Fenton Haughty’s cheerful attitude grew from his popular status in the community. After a long career as a detective for the Baytown police force, Fenton started a new one as a famously successful private investigator. His naturally smiley brown eyes charmed even the scoundrels he hunted. He profited especially well from cases involving his former police force brethren who inevitably cheated on their spouses. These wives paid him so generously in ways financial and sensual that Fenton often wondered with starry eyes why their husbands considered straying at all.

Their Sunday morning breakfast tradition typically bustled with family chatter about the latest happenings. Already seated along with Fenton were Joe’s younger brother Frank and the boys’ aunt Gertrude Hardy, a silver-haired wiry old fussbudget who lived there too. Meanwhile their mother Laura whisked her petite frame around the room masterfully, serving her expert cooking in delicious portions.

“Was anyone else at Pop’s today?” Laura asked.

“Yes,” Joe replied. The boys had a way of answering yes or no questions just so.

“I mean... other than Ma?” she added with playful mock exasperation.

“Yes,” Joe replied. Come to think of it, he hadn’t noticed whether or not Ma was working in the side office. It added a bit of uncertainty to tomorrow’s headline in the Baytown Gazette that pleased him.

“There must have been a whole herd of customers there to make you so late arriving to breakfast,” Gertrude said bitterly. She did think fondly of her nephews, which never fully surfaced from under the many layers of a life dreadfully lived. Even at her best she was a crusty, wretched human being.

“Oh Aunty, there was quite a body count all right,” Joe said with an affectionate nudge that made her reflexively flail to keep her chair from nearly toppling over. An ambulance raced down Main Street. Frank caught on to Joe’s drift, his deep brown eyes twinkling at the realization in tune with his rugged movie star handsomeness. He was an inch shorter than Joe, while carrying more muscle on his frame.

Although Frank approached studying more casually than his brother, both were excellent students. In fact, the boys admired their father so much that they had become amateur sleuths themselves. In recent weeks there had been a string of unsolved armed burglaries. Baytown police were hot on the case; the boys had found it to be mostly uninteresting until now.
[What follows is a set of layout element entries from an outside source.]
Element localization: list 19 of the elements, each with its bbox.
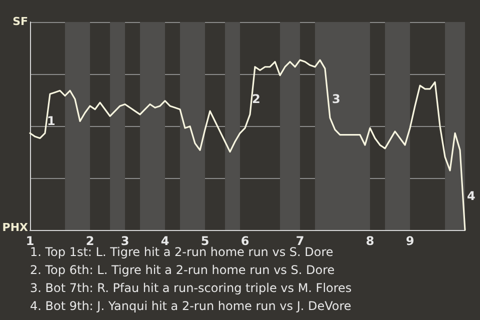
x-tick-label: 2 [86, 234, 94, 248]
text: 2. Top 6th: L. Tigre hit a 2-run home run vs S. Dore [30, 263, 335, 277]
x-tick-label: 4 [160, 234, 170, 248]
x-tick-label: 9 [406, 234, 414, 248]
annotation: 2 [252, 92, 260, 106]
text: PHX [2, 221, 29, 234]
text: 4 [467, 189, 476, 204]
x-tick-label: 5 [200, 234, 210, 248]
annotation: 3 [332, 92, 340, 106]
text: 4. Bot 9th: J. Yanqui hit a 2-run home run vs J. DeVore [30, 299, 352, 313]
text: 3. Bot 7th: R. Pfau hit a run-scoring triple vs M. Flores [30, 281, 352, 295]
x-tick-label: 1 [26, 234, 34, 248]
x-tick-label: 7 [296, 234, 304, 248]
annotation: 1 [47, 114, 56, 128]
x-tick-label: 3 [120, 234, 130, 248]
x-tick-label: 6 [240, 234, 250, 248]
text: 1. Top 1st: L. Tigre hit a 2-run home run vs S. Dore [30, 245, 334, 259]
text: SF [12, 15, 28, 28]
x-tick-label: 8 [366, 234, 374, 248]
“Pop’s amazing. His prices are so low it’s almost a steal,” Frank said off-handedly.

Joe pushed a forkful of pancake into his mouth without looking up. “Mmm-hm. Some customers more than others. Pretty alarming.”

“Hard to stay alive in business like that,” Frank returned.

“Things do change.”

“Competitors always gunning for you.”

“Yep. If he didn’t have a good head on his shoulders he’d be a goner.”

“Imagine if he didn’t have Ma.”

“Easy to do.”

“Joseph Patrick Haughty!” Gertrude declared. “What an awful thing to say about that nice woman!”

Laura was preoccupied rinsing batter off a pan. Fenton continued reading the Gazette, apparently not noticing, though one might have interpreted a hint of a smirk forming on his lips.

“Gosh, I’m sorry Aunty,” Joe said with a sag of the shoulders. “Better wash my mouth out with soap!”

Frank hopped up. He and Joe were so close that they read each other like professionals. He pecked his mother’s cheek at the sink before trotting around to Joe and Gertrude’s side of the table with a bottle of liquid soap.

“Here you go, Aunty! This’ll help!” He squeezed a fragrant green stream into her water glass with gusto. Since his aim was a little sloppy, the majority of it landed on the harpy’s breakfast. Much of the rest soaked her lap.

“Oh, heavens!” she crowed. Her hands flew into the air involuntarily, just long enough for Joe to pin them over her head.

“Naughty naughty words!” Joe sang. “Someone else just moved to the front of the soap line!”

For the next 60 seconds she struggled hopelessly while Frank waterboarded her with her own drinking glass. Fenton and Laura shared a chuckle over a witty comic strip.

After the boys engaged in a few more minutes of unspeakable acts, their aunt retired to her room.